África aberta: a diversidade cultural do continente africano

Ouvir uma história de um sábio griot em terras africanas é um aprendizado demorado.

Ao contrário das curtas e velozes conversas do ambiente metropolitano, das breves mensagens de texto dos telefones celulares, a narrativa tradicional destes sábios africanos prolonga-se por horas (às vezes até por dias) antes mesmo de entrar no assunto principal.

Trata-se, antes de meramente comunicar uma mensagem, de estabelecer uma relação com o interlocutor, e isto ocorre, inicialmente, com uma apresentação da genealogia e do passado do falante. Não se entra diretamente no assunto, pois primeiro é preciso saber quem está falando, quem o acompanha em sua história, que linhas traçam suas intrincadas linhagens.

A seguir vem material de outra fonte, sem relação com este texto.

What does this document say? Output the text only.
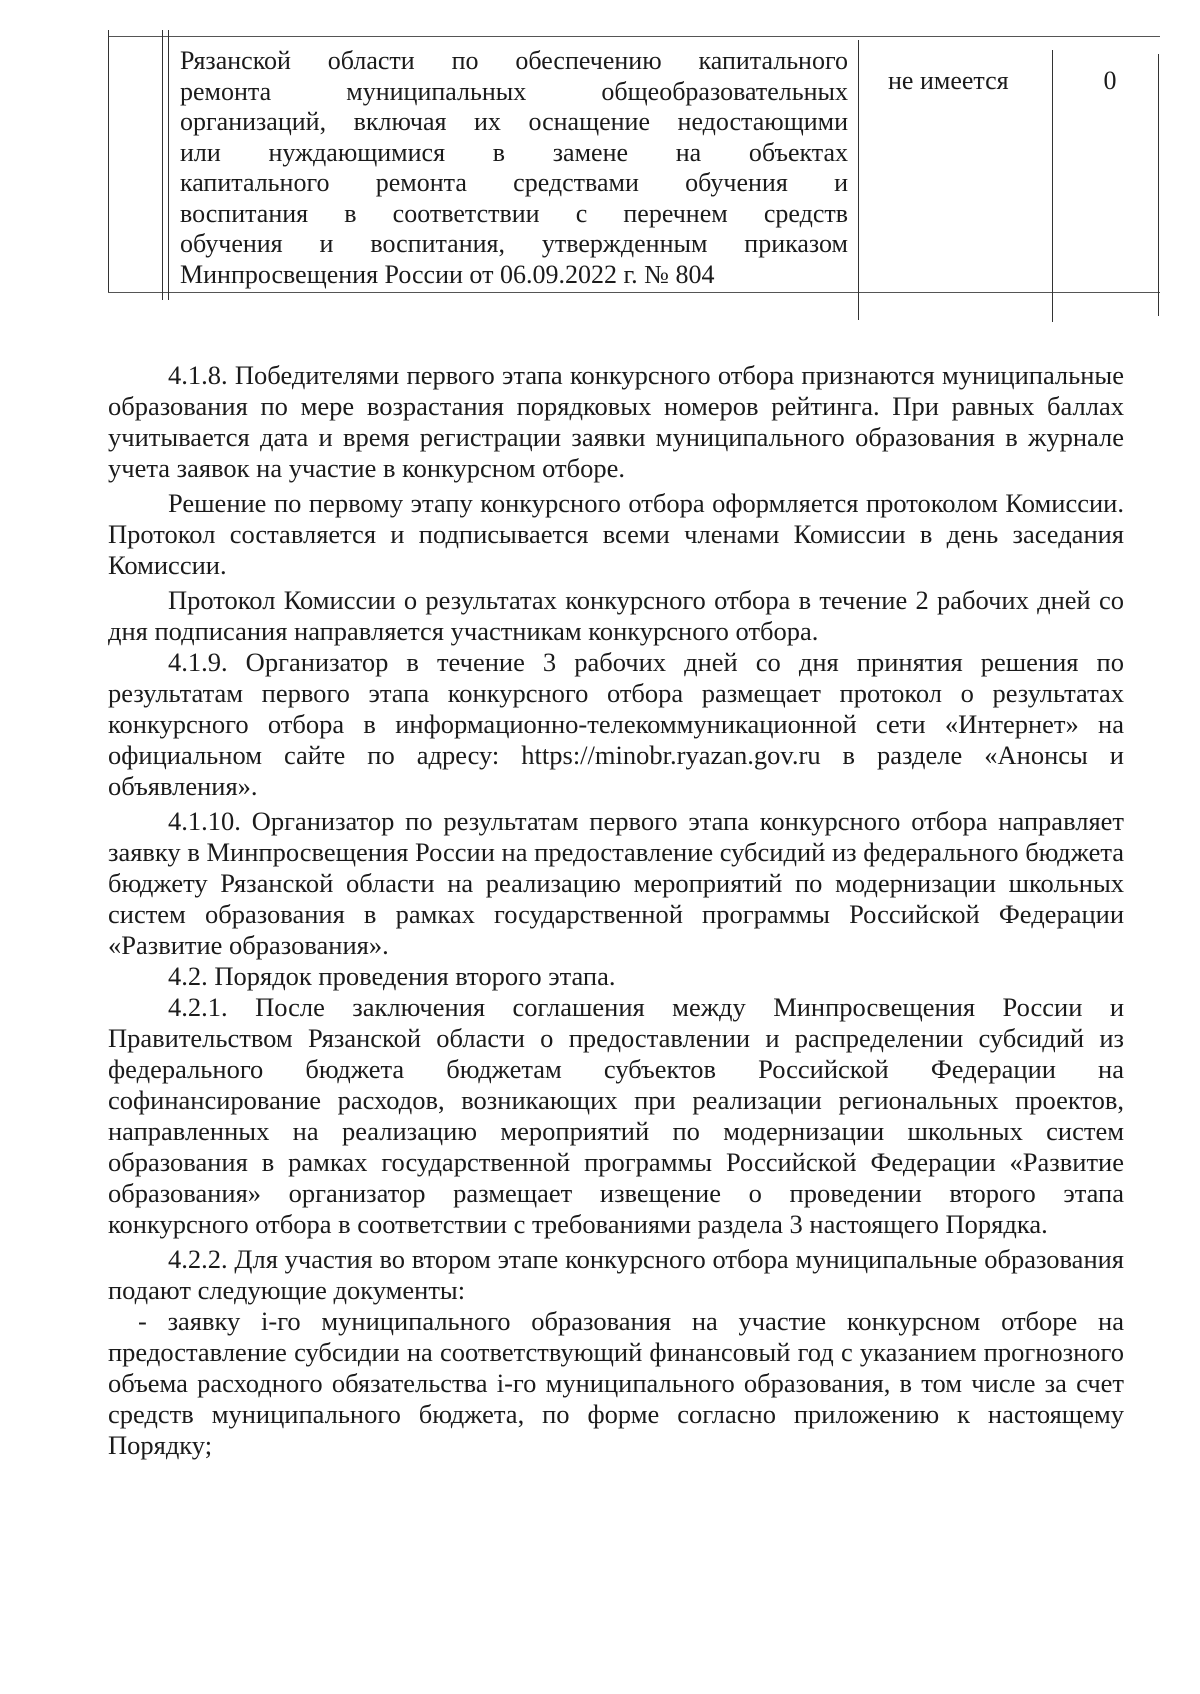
Рязанской области по обеспечению капитального
ремонта муниципальных общеобразовательных
организаций, включая их оснащение недостающими
или нуждающимися в замене на объектах
капитального ремонта средствами обучения и
воспитания в соответствии с перечнем средств
обучения и воспитания, утвержденным приказом
Минпросвещения России от 06.09.2022 г. № 804
не имеется	0

4.1.8. Победителями первого этапа конкурсного отбора признаются муниципальные образования по мере возрастания порядковых номеров рейтинга. При равных баллах учитывается дата и время регистрации заявки муниципального образования в журнале учета заявок на участие в конкурсном отборе.

Решение по первому этапу конкурсного отбора оформляется протоколом Комиссии. Протокол составляется и подписывается всеми членами Комиссии в день заседания Комиссии.

Протокол Комиссии о результатах конкурсного отбора в течение 2 рабочих дней со дня подписания направляется участникам конкурсного отбора.

4.1.9. Организатор в течение 3 рабочих дней со дня принятия решения по результатам первого этапа конкурсного отбора размещает протокол о результатах конкурсного отбора в информационно-телекоммуникационной сети «Интернет» на официальном сайте по адресу: https://minobr.ryazan.gov.ru в разделе «Анонсы и объявления».

4.1.10. Организатор по результатам первого этапа конкурсного отбора направляет заявку в Минпросвещения России на предоставление субсидий из федерального бюджета бюджету Рязанской области на реализацию мероприятий по модернизации школьных систем образования в рамках государственной программы Российской Федерации «Развитие образования».

4.2. Порядок проведения второго этапа.

4.2.1. После заключения соглашения между Минпросвещения России и Правительством Рязанской области о предоставлении и распределении субсидий из федерального бюджета бюджетам субъектов Российской Федерации на софинансирование расходов, возникающих при реализации региональных проектов, направленных на реализацию мероприятий по модернизации школьных систем образования в рамках государственной программы Российской Федерации «Развитие образования» организатор размещает извещение о проведении второго этапа конкурсного отбора в соответствии с требованиями раздела 3 настоящего Порядка.

4.2.2. Для участия во втором этапе конкурсного отбора муниципальные образования подают следующие документы:

- заявку i-го муниципального образования на участие конкурсном отборе на предоставление субсидии на соответствующий финансовый год с указанием прогнозного объема расходного обязательства i-го муниципального образования, в том числе за счет средств муниципального бюджета, по форме согласно приложению к настоящему Порядку;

Esta atenção dos griots ao passado e à diversidade de povos não parece ser uma preocupação de grande parte da mídia brasileira. Estamos acostumados a ler sobre a “África” genérica, um continente uniforme e incolor, sem levar em consideração a verdadeira explosão de povos do continente.

Entretanto, algumas áreas de conhecimento, como por exemplo a antropologia e a lingüística, vem se debruçando justamente sobre a diversidade cultural e étnica do continente africano no intuito de produzir um conhecimento alinhado com as concepções africanas.

Com esta outra forma de se pensar sobre a África, ou melhor, sobre as Áfricas, podemos tentar traçar um mapa da sua diversidade.

Um ponto de partida seria pensar o panorama da africanidade com dois grandes referenciais culturais: o árabe-berbere e o negro-africano. Longe de estarem separados, são justamente as contribuições e trocas entre eles que produzem a simbiose-base enraizada nas sociedades africanas.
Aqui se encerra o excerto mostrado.